开发者 https://www.devze.com 2023-04-01 12:08 出处:网络
I have been reading more lately about the efficiency of the different selector engines. I know that jQuery uses the Sizzle engine and this blog post about some jQuery stuff mentioned that the Sizzle e

I have been reading more lately about the efficiency of the different selector engines. I know that jQuery uses the Sizzle engine and this blog post about some jQuery stuff mentioned that the Sizzle engine will break apart your selector into an array then parse left to right.

It then, from right to left, begins deciphering each item with regular expressions. What this also means is that the right-most part of your selector should be as specific as possible — for instance, an id or tag name.

My question is whether it is more efficient to run a selector with just the ID specified or the tag name as well:

v开发者_StackOverflow中文版ar div = $('#someId');
//OR
var div = $('div#someId');

Since I write my CSS in the div#someId form I tend to do my selectors the same way, am I causing Sizzle to perform extra work (assuming QuerySelectorAll is unavailable)?


jQuery and Sizzle optimize the #id selector [source] to document.getElementById(id). I think they aren't able to optimize it like this with the tag#id.

The first is faster.

BTW specifying the tag name for an #id selector is over-specifying, as there can be only one tag with a given id on the document. Over-specifying is slower even in CSS.


Rather than speculating, let's measure it!

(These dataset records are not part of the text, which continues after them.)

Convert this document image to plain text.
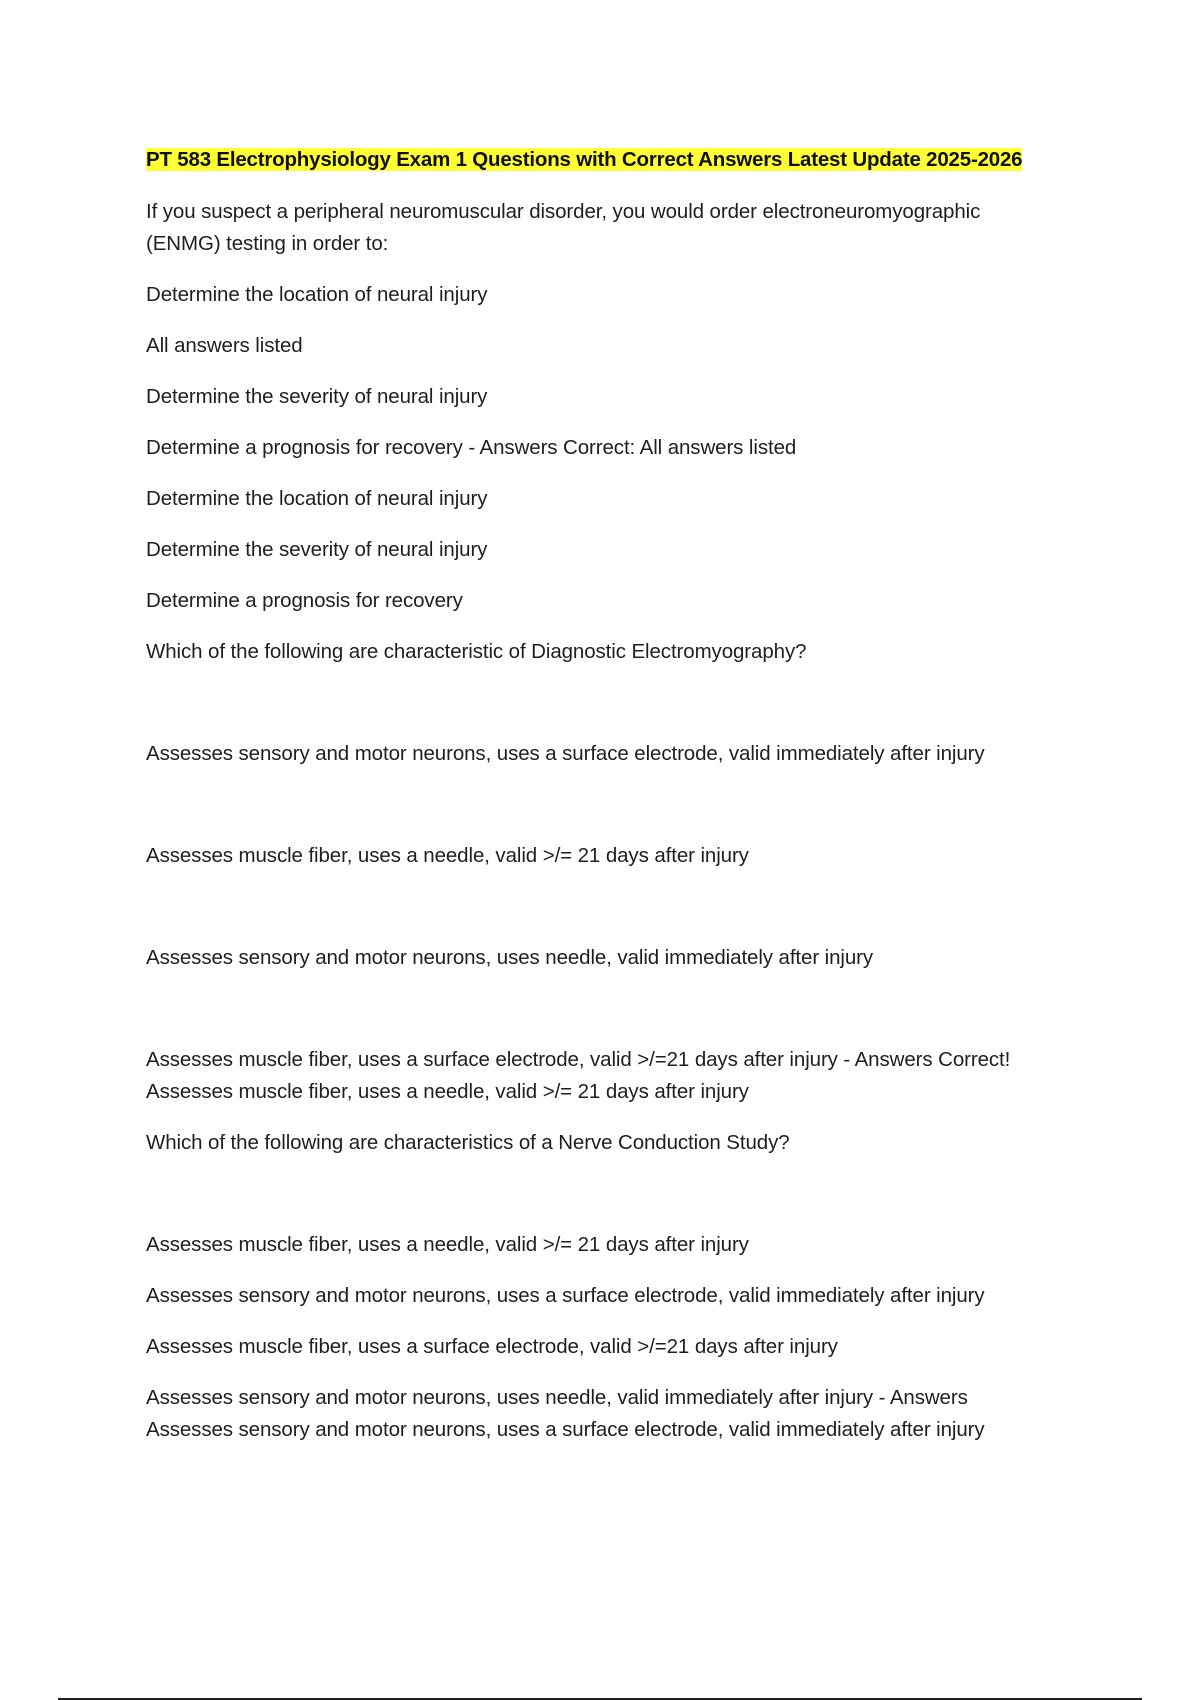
PT 583 Electrophysiology Exam 1 Questions with Correct Answers Latest Update 2025-2026
If you suspect a peripheral neuromuscular disorder, you would order electroneuromyographic
(ENMG) testing in order to:
Determine the location of neural injury
All answers listed
Determine the severity of neural injury
Determine a prognosis for recovery - Answers Correct: All answers listed
Determine the location of neural injury
Determine the severity of neural injury
Determine a prognosis for recovery
Which of the following are characteristic of Diagnostic Electromyography?
Assesses sensory and motor neurons, uses a surface electrode, valid immediately after injury
Assesses muscle fiber, uses a needle, valid >/= 21 days after injury
Assesses sensory and motor neurons, uses needle, valid immediately after injury
Assesses muscle fiber, uses a surface electrode, valid >/=21 days after injury - Answers Correct!
Assesses muscle fiber, uses a needle, valid >/= 21 days after injury
Which of the following are characteristics of a Nerve Conduction Study?
Assesses muscle fiber, uses a needle, valid >/= 21 days after injury
Assesses sensory and motor neurons, uses a surface electrode, valid immediately after injury
Assesses muscle fiber, uses a surface electrode, valid >/=21 days after injury
Assesses sensory and motor neurons, uses needle, valid immediately after injury - Answers
Assesses sensory and motor neurons, uses a surface electrode, valid immediately after injury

Here's a test case with this page loaded, then matching a random element with both methods.

Make sure you scroll right down to the bottom.

http://jsperf.com/which-jquery-sizzle-selector-is-faster#runner

As you might expect, a plain id is faster than a tag qualified one (reduction to getElementByID). This is the same when using classes.

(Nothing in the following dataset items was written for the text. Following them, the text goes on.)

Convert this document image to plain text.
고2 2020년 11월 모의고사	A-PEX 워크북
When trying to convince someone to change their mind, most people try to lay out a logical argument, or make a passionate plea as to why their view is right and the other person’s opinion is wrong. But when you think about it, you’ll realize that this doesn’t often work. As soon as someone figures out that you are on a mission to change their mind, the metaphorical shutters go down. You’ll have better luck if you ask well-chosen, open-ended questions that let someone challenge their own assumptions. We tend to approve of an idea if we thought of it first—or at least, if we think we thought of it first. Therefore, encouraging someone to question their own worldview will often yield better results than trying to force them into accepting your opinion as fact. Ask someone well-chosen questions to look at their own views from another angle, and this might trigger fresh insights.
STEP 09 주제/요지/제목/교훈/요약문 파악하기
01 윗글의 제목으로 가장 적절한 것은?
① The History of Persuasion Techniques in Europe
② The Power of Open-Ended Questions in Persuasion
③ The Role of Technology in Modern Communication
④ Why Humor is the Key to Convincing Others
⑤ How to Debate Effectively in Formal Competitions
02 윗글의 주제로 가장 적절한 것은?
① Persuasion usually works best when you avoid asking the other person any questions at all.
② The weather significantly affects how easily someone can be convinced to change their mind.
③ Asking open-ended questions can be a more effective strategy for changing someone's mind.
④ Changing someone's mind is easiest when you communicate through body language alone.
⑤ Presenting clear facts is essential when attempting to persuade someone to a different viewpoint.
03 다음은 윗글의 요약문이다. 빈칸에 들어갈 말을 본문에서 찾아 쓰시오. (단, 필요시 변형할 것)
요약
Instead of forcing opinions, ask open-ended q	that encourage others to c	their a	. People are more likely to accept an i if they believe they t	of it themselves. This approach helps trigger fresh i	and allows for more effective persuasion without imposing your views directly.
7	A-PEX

Selecting by ID is massively faster than selecting by class, mainly as IDs are guaranteed to be unique.


If you are using jQuery, you can assume a browser with getElementById. $('#someId') can be converted to document.getElementById('someId'). $('div#someId') won't be, so it will be faster to lose the tag name.

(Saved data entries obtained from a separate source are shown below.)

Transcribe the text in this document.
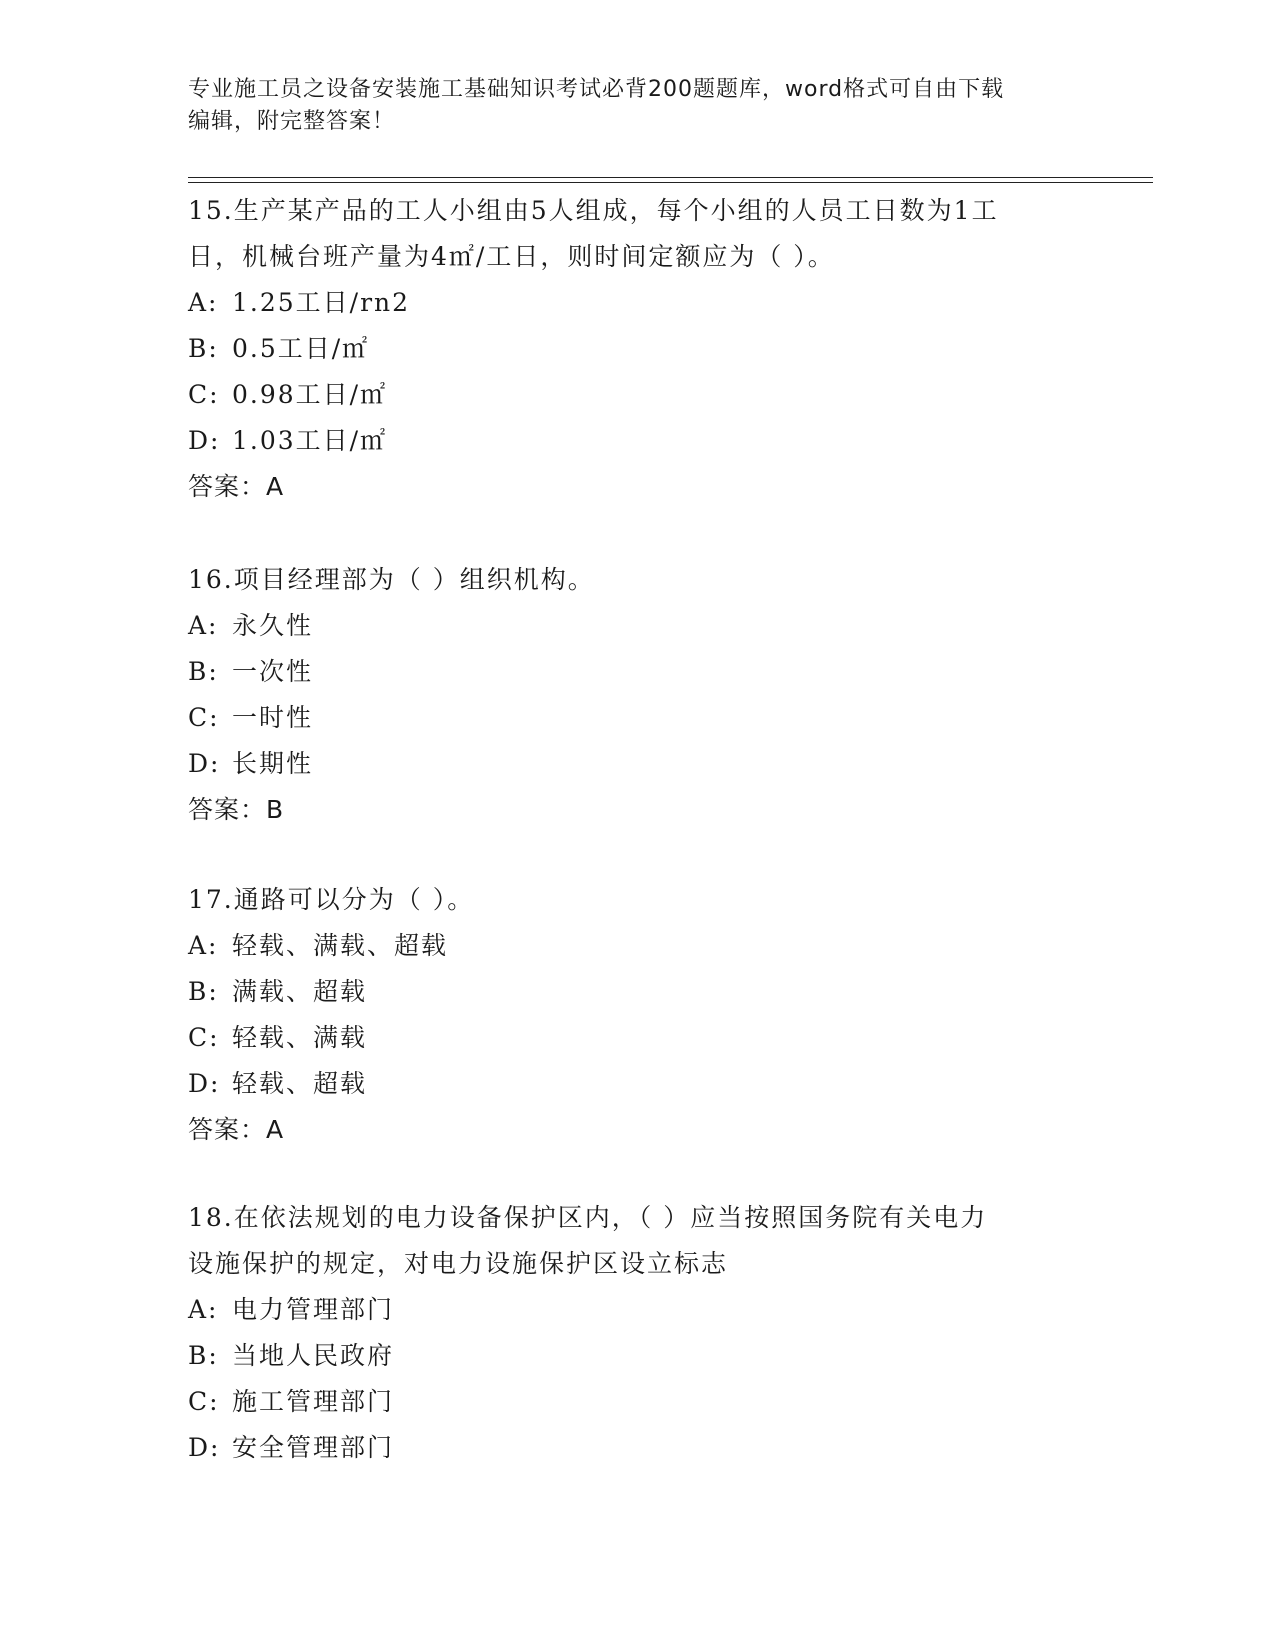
专业施工员之设备安装施工基础知识考试必背200题题库，word格式可自由下载
编辑，附完整答案！

15.生产某产品的工人小组由5人组成，每个小组的人员工日数为1工

日，机械台班产量为4㎡/工日，则时间定额应为（ ）。

A: 1.25工日/rn2

B: 0.5工日/㎡

C: 0.98工日/㎡

D: 1.03工日/㎡

答案：A

16.项目经理部为（ ）组织机构。

A: 永久性

B: 一次性

C: 一时性

D: 长期性

答案：B

17.通路可以分为（ ）。

A: 轻载、满载、超载

B: 满载、超载

C: 轻载、满载

D: 轻载、超载

答案：A

18.在依法规划的电力设备保护区内，（ ）应当按照国务院有关电力

设施保护的规定，对电力设施保护区设立标志

A: 电力管理部门

B: 当地人民政府

C: 施工管理部门

D: 安全管理部门
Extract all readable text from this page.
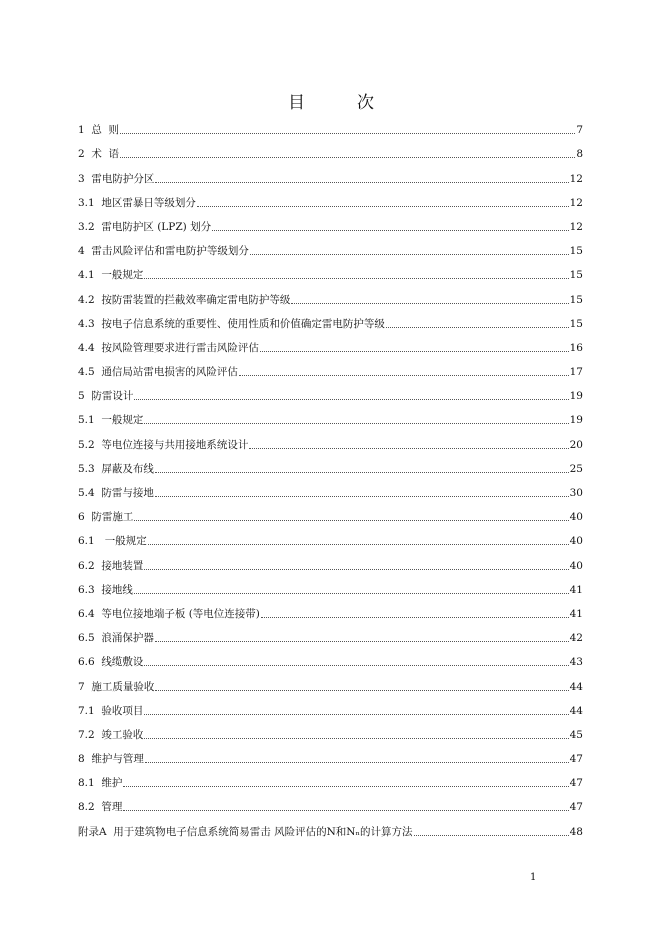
目	次
1 总  则	7
2 术  语	8
3 雷电防护分区	12
3.1 地区雷暴日等级划分	12
3.2 雷电防护区 (LPZ) 划分	12
4 雷击风险评估和雷电防护等级划分	15
4.1 一般规定	15
4.2 按防雷装置的拦截效率确定雷电防护等级	15
4.3 按电子信息系统的重要性、使用性质和价值确定雷电防护等级	15
4.4 按风险管理要求进行雷击风险评估	16
4.5 通信局站雷电损害的风险评估	17
5 防雷设计	19
5.1 一般规定	19
5.2 等电位连接与共用接地系统设计	20
5.3 屏蔽及布线	25
5.4 防雷与接地	30
6 防雷施工	40
6.1 一般规定	40
6.2 接地装置	40
6.3 接地线	41
6.4 等电位接地端子板 (等电位连接带)	41
6.5 浪涌保护器	42
6.6 线缆敷设	43
7 施工质量验收	44
7.1 验收项目	44
7.2 竣工验收	45
8 维护与管理	47
8.1 维护	47
8.2 管理	47
附录A 用于建筑物电子信息系统简易雷击 风险评估的N和Nₙ的计算方法	48
1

jsPerf demonstrating this. The difference is enormous.


var div = $('#someId'); //should be faster

jQuery will use getElementById() for the above selector

var div = $('div#someId'); //would probably preform slower due to finding all the divs first

jQuery will use getElementsByTagName(), then iterate though the array of elements for the above selector

You should also remember, tag names should definately be used with class selectors (whenever possible)

var div = $('div.myclass') //faster than the statement below

versus

var div = $('.myclass') //slower


JsPerf: http://jsperf.com/jquery-id-vs-tagname-id

The first one is going to be faster because it only has to check the id. The second one runs the same check AND has to make sure the tagname is correct. div#id won't give you the element with id id unless it is a div


You can see from the source code here: http://code.jquery.com/jquery-1.6.2.js in the function init.

The fastest selector is $('') which just returns an empty jQuery object immediately.

$('body') is next, which jQuery converts to document.body

The next is $('#id') which uses document.getElementById('id').

Any other selector such as $('div#id') will just become a call to $(document).find('div#id'). find() is very complex compared to any of those other solutions and uses Sizzle JS to select the div.